Charlotte Perri, a 23-year-old get-out-the-vote organizer in Portland, Ore., said she received an emotional account from Gov.-elect Tina Kotek at a campaign event about young people thanking her for running.

“It’s hard to feel optimistic as a young queer person with everything that’s going on,” Perri said.

Although newly elected LGBTQ officials are overwhelmingly Democrats, at least one gay Republican — George Santos, a supporter of former President Donald Trump — won a US House seat in New York by defeating another gay Democrat.

The rise of LGBTQ lawmakers contrasts with efforts in some states led by members of Santos’ party to limit the influence, visibility and rights of LGBTQ people.

In Tennessee, leaders of the state’s Republican legislative supermajority said the first bill of the 2023 session would seek to ban gender-affirming care for minors. Tennessee has one LGTBQ legislator, Democratic Rep. Torrey Harris.

The state has already banned transgender athletes from all-girls high schools and colleges and restricted which bathrooms transgender students and staff can use.

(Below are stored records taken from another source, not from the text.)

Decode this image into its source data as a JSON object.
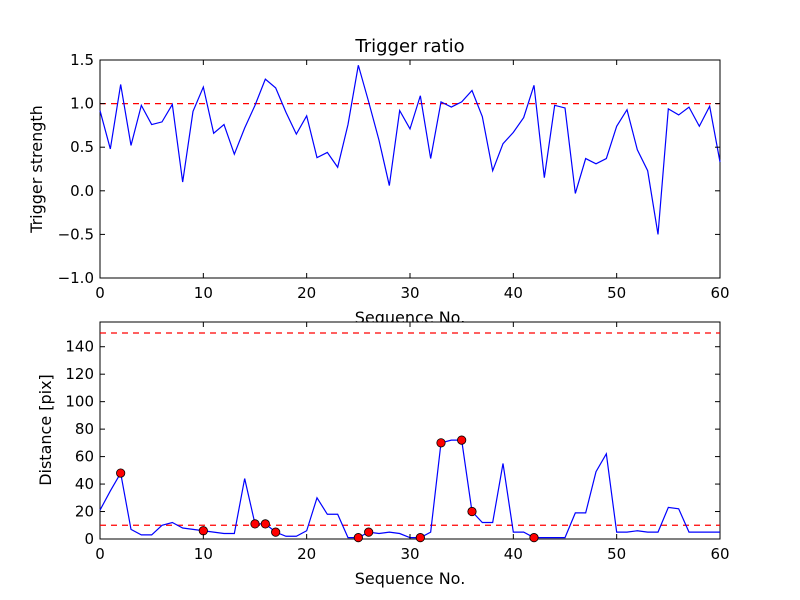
{
  "chart_data": [
    {
      "type": "line",
      "title": "Trigger ratio",
      "xlabel": "Sequence No.",
      "ylabel": "Trigger strength",
      "xlim": [
        0,
        60
      ],
      "ylim": [
        -1.0,
        1.5
      ],
      "xticks": [
        0,
        10,
        20,
        30,
        40,
        50,
        60
      ],
      "yticks": [
        -1.0,
        -0.5,
        0.0,
        0.5,
        1.0,
        1.5
      ],
      "ytick_labels": [
        "−1.0",
        "−0.5",
        "0.0",
        "0.5",
        "1.0",
        "1.5"
      ],
      "grid": false,
      "threshold": {
        "y": 1.0,
        "color": "#ff0000",
        "style": "dashed"
      },
      "series": [
        {
          "color": "#0000ff",
          "x": [
            0,
            1,
            2,
            3,
            4,
            5,
            6,
            7,
            8,
            9,
            10,
            11,
            12,
            13,
            14,
            15,
            16,
            17,
            18,
            19,
            20,
            21,
            22,
            23,
            24,
            25,
            26,
            27,
            28,
            29,
            30,
            31,
            32,
            33,
            34,
            35,
            36,
            37,
            38,
            39,
            40,
            41,
            42,
            43,
            44,
            45,
            46,
            47,
            48,
            49,
            50,
            51,
            52,
            53,
            54,
            55,
            56,
            57,
            58,
            59,
            60
          ],
          "y": [
            0.92,
            0.48,
            1.22,
            0.52,
            0.98,
            0.76,
            0.79,
            0.99,
            0.1,
            0.91,
            1.19,
            0.66,
            0.76,
            0.42,
            0.72,
            0.98,
            1.28,
            1.18,
            0.9,
            0.65,
            0.86,
            0.38,
            0.44,
            0.27,
            0.76,
            1.44,
            1.02,
            0.58,
            0.06,
            0.92,
            0.71,
            1.09,
            0.37,
            1.02,
            0.96,
            1.02,
            1.15,
            0.85,
            0.23,
            0.54,
            0.67,
            0.84,
            1.21,
            0.15,
            0.98,
            0.95,
            -0.03,
            0.37,
            0.31,
            0.37,
            0.74,
            0.93,
            0.47,
            0.23,
            -0.5,
            0.94,
            0.87,
            0.96,
            0.74,
            0.97,
            0.33
          ]
        }
      ]
    },
    {
      "type": "line",
      "title": "",
      "xlabel": "Sequence No.",
      "ylabel": "Distance [pix]",
      "xlim": [
        0,
        60
      ],
      "ylim": [
        0,
        158
      ],
      "xticks": [
        0,
        10,
        20,
        30,
        40,
        50,
        60
      ],
      "yticks": [
        0,
        20,
        40,
        60,
        80,
        100,
        120,
        140
      ],
      "grid": false,
      "thresholds": [
        {
          "y": 150,
          "color": "#ff0000",
          "style": "dashed"
        },
        {
          "y": 10,
          "color": "#ff0000",
          "style": "dashed"
        }
      ],
      "series": [
        {
          "color": "#0000ff",
          "x": [
            0,
            1,
            2,
            3,
            4,
            5,
            6,
            7,
            8,
            9,
            10,
            11,
            12,
            13,
            14,
            15,
            16,
            17,
            18,
            19,
            20,
            21,
            22,
            23,
            24,
            25,
            26,
            27,
            28,
            29,
            30,
            31,
            32,
            33,
            34,
            35,
            36,
            37,
            38,
            39,
            40,
            41,
            42,
            43,
            44,
            45,
            46,
            47,
            48,
            49,
            50,
            51,
            52,
            53,
            54,
            55,
            56,
            57,
            58,
            59,
            60
          ],
          "y": [
            21,
            35,
            48,
            7,
            3,
            3,
            10,
            12,
            8,
            7,
            6,
            5,
            4,
            4,
            44,
            11,
            11,
            5,
            2,
            2,
            6,
            30,
            18,
            18,
            1,
            1,
            5,
            4,
            5,
            4,
            1,
            1,
            5,
            70,
            72,
            72,
            20,
            12,
            12,
            55,
            5,
            5,
            1,
            1,
            1,
            1,
            19,
            19,
            49,
            62,
            5,
            5,
            6,
            5,
            5,
            23,
            22,
            5,
            5,
            5,
            5
          ]
        },
        {
          "marker": "circle",
          "color": "#ff0000",
          "x": [
            2,
            10,
            15,
            16,
            17,
            25,
            26,
            31,
            33,
            35,
            36,
            42
          ],
          "y": [
            48,
            6,
            11,
            11,
            5,
            1,
            5,
            1,
            70,
            72,
            20,
            1
          ]
        }
      ]
    }
  ]
}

The Human Rights Campaign tracked what it identified as anti-LGTBQ laws introduced in 23 states this year and said they became law in 13: Alabama, Arizona, Florida, Georgia, Iowa, Indiana, Kentucky, Oklahoma, South Carolina, South Dakota , Tennessee. , Utah and Louisiana.

In contrast, “as California’s LGBTQ Legislative Caucus has grown, the state has led the nation in passing groundbreaking legislation to protect LGBTQ+ civil rights,” said Equality California spokesman Samuel Garrett-Pate.

Wiener introduced California’s transgender youth sanctuary law, which has been copied by Democratic lawmakers in other states. He and another assemblyman teamed up in 2019 to expand access to HIV prevention drugs. Other laws championed by LGBTQ lawmakers over the years have granted foster children rights to gender-affirming care and allowed non-binary gender markers for state identification.